Duganella is named after the American microbiologist, P.R. Dugan, who first isolated the organism from sewage and polluted water. Duganella is in class Betaproteobacteria and order Burkholderiales. The molecular percent of Duganella's G/C content is 63–64. Morphological characteristics consist of: straight or slightly curved rods, and in liquid growth media, either colonies that are "occasionally fingerlike," appear, or dispersed growth with little or no formation of colonies appear. When grown on nutrient agar, the colonies are pale yellow to "straw-colored." Duganella is able to produce violacein, a vibrant purple compound derived from the condensation of two molecules of tryptophan that is known to be anti-tumor, anti-fungal, and anti-viral.

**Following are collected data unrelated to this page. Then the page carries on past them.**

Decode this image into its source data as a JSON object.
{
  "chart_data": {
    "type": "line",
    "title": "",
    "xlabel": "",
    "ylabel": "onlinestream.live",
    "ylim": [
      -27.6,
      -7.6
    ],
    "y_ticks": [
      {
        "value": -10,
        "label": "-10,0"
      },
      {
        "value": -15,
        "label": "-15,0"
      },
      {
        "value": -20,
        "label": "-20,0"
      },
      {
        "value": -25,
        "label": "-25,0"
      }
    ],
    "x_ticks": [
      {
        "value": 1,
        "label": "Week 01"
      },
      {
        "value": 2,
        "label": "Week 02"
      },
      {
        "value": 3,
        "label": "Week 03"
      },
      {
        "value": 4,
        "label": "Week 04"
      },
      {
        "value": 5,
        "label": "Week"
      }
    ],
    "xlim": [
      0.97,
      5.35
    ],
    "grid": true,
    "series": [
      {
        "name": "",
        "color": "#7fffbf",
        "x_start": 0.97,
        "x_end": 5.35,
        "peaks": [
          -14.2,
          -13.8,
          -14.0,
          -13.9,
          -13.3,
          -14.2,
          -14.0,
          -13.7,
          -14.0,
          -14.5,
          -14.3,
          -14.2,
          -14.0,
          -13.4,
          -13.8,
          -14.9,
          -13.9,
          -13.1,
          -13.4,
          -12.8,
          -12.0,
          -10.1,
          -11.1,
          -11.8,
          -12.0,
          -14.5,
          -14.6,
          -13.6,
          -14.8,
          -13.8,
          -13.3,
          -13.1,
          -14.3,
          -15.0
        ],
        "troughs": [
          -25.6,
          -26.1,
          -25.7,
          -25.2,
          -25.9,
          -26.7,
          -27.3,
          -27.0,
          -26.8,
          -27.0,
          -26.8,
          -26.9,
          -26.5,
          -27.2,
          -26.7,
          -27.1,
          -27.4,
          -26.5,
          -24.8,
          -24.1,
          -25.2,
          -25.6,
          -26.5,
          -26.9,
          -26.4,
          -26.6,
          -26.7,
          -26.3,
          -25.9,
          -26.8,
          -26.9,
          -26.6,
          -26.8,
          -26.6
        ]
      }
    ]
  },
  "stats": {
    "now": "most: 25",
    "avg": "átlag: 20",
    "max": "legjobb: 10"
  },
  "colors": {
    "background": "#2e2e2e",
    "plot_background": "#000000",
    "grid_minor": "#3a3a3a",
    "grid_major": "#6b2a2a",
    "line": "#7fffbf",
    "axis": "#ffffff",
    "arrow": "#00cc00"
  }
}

Violacein producing bacterial strains have been isolated from many different environments, Duganella producing violacein strains have been isolated from agricultural and forest soils. Duganella is Gram negative, with cellular appendages of a single polar flagellum, making it motile. Duganella needs oxygen to survive. Duganellais mesophilic, neutrophilic, and chemoorganotrophic. Duganella zoogleoides display growth on nutrient or mineral media supplemented with simple organic compounds. Morphological characteristics include: glistening colonies, convex-shaped with entire margins, and are also pale yellow. The colonies appear to be dry and wrinkly, "leather-like."